With the room spinning like a carousel around her, she dragged her hands from his, tangled her fingers in his hair. Need spurted through her again, voraciously. She thrust her hips up.
“Now!” The demand broke from her throat. “Rogan, for God’s sake—”
But he had already plunged inside her, deep and hard. She arched back, arched up, in glorious welcome as fresh pleasure geysered through her in one lancing, molten flash. Her body mated with his, matching rhythms, stroke for desperate stroke. The bite of her nails on his back was unfelt.
With vision blurred and dimmed, he watched her, saw each stunning sensation flicker over her face. It won’t be enough, he thought dizzily. Even as the sorrow nicked through the burnished shield of passion, she opened her eyes and said his name again.
So he drowned in that sea of green, and burying his face in the fire of her hair, surrendered. With one last flash of glorious greed, he emptied himself into her.
In a war of any kind, there are casualties. No one, Maggie thought, knew the glory, the sorrow or the price of battle better than the Irish.
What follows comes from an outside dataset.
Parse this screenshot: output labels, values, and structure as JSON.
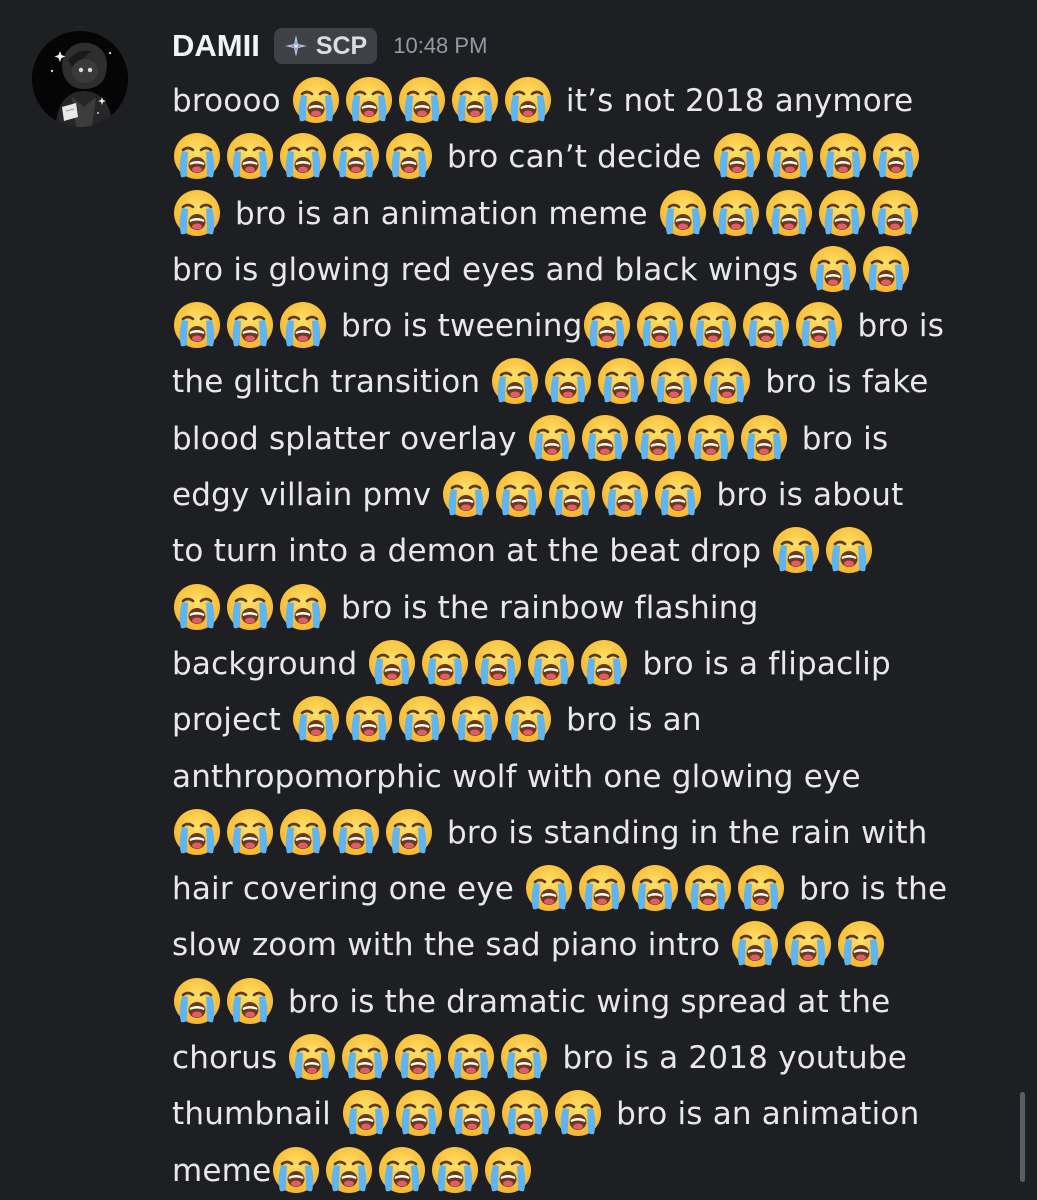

And if, as she was very much afraid at the moment, her body was paralyzed for life as the result of this wonderful little war, she wouldn’t count the cost.
The sun was still shining. Now that her heart had ceased to crash like thunder in her head, she heard the twitter of birds, the roar of her furnace, and the hum of a bee buzzing by the window.
She lay across the bed, her head clear off the mattress and dragged down by gravity. Her arms were aching. Perhaps because they were still wrapped like vises around Rogan, who was splayed over her, still as death.
She felt, when she held her own breath, the quicksilver race of his heart. It was, she decided, a wonder they hadn’t killed each other. Content with his weight, and the drouzy feel of cobwebs in her brain, she watched the sun dance on the ceiling.
His own mind cleared slowly, the red haze mellowing, then fading completely until he became aware again of the quiet light and the small, warm body beneath his. He shut his eyes again and lay still.
What were the words he should say? he wondered. If he told her that he’d discovered, to his own shock and confusion, that he loved her, why should she believe it? To say those words now, when they were both still sated and dazed from sex, would hardly please a woman like Maggie, or make her see the bare truth of them.